I worked retail for several years, Black Friday and the day after Christmas are just nuts. Black Friday you have cranky parents, dragging their cranky spouses and kids around trying to buy crap. Or I'd end up with people trying to stealthy buy something for the person they are shopping with.
Then the day after Christmas you have people with opened merchandise and no receipt wanting a refund.
All hail online shopping.
And supporting your local, independent retailers!
Most years I do almost 100% of my xmas shopping at the stores in my 'hood.
Like back in the cavemen days, a cavewoman might be surrounded by four cougars.
Statistically, she'd be most likely to survive if she picked the first cougar she thought of, and didn't waffle around thinking it might be cougar #3.
If skill at multiple choice tests had any relationship to life, I'd be living in a mansion with cabana boys.
Statistically, she'd be most likely to survive if she picked the first cougar she thought of, and didn't waffle around thinking it might be cougar #3.
I think this has been shown to not be true. (The thing about always going with your first answer.)
I had a psychology professor who designed his tests to teach people to pick their first answer.

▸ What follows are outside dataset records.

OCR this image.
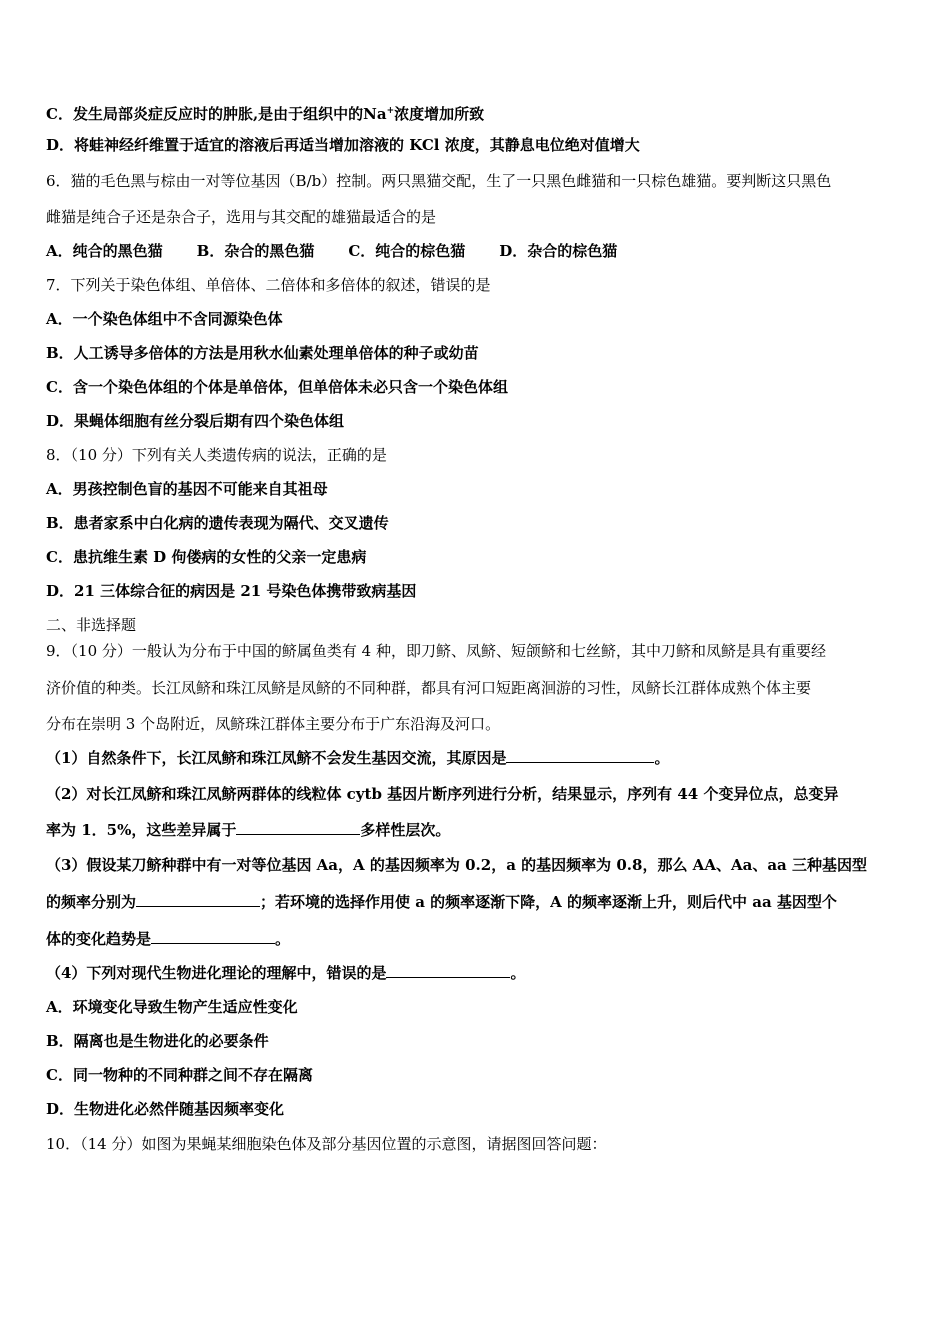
C．发生局部炎症反应时的肿胀,是由于组织中的Na+浓度增加所致
D．将蛙神经纤维置于适宜的溶液后再适当增加溶液的 KCl 浓度，其静息电位绝对值增大
6．猫的毛色黑与棕由一对等位基因（B/b）控制。两只黑猫交配，生了一只黑色雌猫和一只棕色雄猫。要判断这只黑色
雌猫是纯合子还是杂合子，选用与其交配的雄猫最适合的是
A．纯合的黑色猫 B．杂合的黑色猫 C．纯合的棕色猫 D．杂合的棕色猫
7．下列关于染色体组、单倍体、二倍体和多倍体的叙述，错误的是
A．一个染色体组中不含同源染色体
B．人工诱导多倍体的方法是用秋水仙素处理单倍体的种子或幼苗
C．含一个染色体组的个体是单倍体，但单倍体未必只含一个染色体组
D．果蝇体细胞有丝分裂后期有四个染色体组
8．（10 分）下列有关人类遗传病的说法，正确的是
A．男孩控制色盲的基因不可能来自其祖母
B．患者家系中白化病的遗传表现为隔代、交叉遗传
C．患抗维生素 D 佝偻病的女性的父亲一定患病
D．21 三体综合征的病因是 21 号染色体携带致病基因
二、非选择题
9．（10 分）一般认为分布于中国的鲚属鱼类有 4 种，即刀鲚、凤鲚、短颌鲚和七丝鲚，其中刀鲚和凤鲚是具有重要经
济价值的种类。长江凤鲚和珠江凤鲚是凤鲚的不同种群，都具有河口短距离洄游的习性，凤鲚长江群体成熟个体主要
分布在崇明 3 个岛附近，凤鲚珠江群体主要分布于广东沿海及河口。
（1）自然条件下，长江凤鲚和珠江凤鲚不会发生基因交流，其原因是	。
（2）对长江凤鲚和珠江凤鲚两群体的线粒体 cytb 基因片断序列进行分析，结果显示，序列有 44 个变异位点，总变异
率为 1．5%，这些差异属于	多样性层次。
（3）假设某刀鲚种群中有一对等位基因 Aa，A 的基因频率为 0.2，a 的基因频率为 0.8，那么 AA、Aa、aa 三种基因型
的频率分别为	；若环境的选择作用使 a 的频率逐渐下降，A 的频率逐渐上升，则后代中 aa 基因型个
体的变化趋势是	。
（4）下列对现代生物进化理论的理解中，错误的是	。
A．环境变化导致生物产生适应性变化
B．隔离也是生物进化的必要条件
C．同一物种的不同种群之间不存在隔离
D．生物进化必然伴随基因频率变化
10．（14 分）如图为果蝇某细胞染色体及部分基因位置的示意图，请据图回答问题：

The tests had something like 300 questions, and the more you answered, the less each wrong answer counted off.
I'm going to die of boredom before I have a chance to leave early for the train station.

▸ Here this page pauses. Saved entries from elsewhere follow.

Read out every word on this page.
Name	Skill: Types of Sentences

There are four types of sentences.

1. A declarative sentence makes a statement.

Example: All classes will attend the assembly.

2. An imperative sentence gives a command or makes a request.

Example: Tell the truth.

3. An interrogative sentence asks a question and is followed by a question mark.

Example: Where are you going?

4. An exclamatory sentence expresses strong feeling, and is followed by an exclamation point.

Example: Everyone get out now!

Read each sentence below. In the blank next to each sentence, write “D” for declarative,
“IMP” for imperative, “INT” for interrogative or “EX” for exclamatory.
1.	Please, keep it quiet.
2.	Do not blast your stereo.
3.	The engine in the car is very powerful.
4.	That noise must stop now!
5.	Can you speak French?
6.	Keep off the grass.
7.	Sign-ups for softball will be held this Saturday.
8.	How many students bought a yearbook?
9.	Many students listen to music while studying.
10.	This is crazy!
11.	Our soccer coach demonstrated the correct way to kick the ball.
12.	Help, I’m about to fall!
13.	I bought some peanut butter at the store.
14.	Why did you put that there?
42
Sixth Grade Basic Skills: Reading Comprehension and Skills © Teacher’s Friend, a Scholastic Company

I love online shopping - if it exists, it's likely to turn up on the internet. (A friend of mine has been looking for some movies on DVD; her husband insists that they not use their credit cards for online shopping (yes, crazy), so I tracked down #1 on her list and purchased it in about 15 minutes.)
My coworker gave me french fries.
And we also almost accidentally left a ten-minute message on someone's voicemail about gravy.
Dana, if someone left me a voicemail about gravy ... it'd be an improvement over most of the ones I get.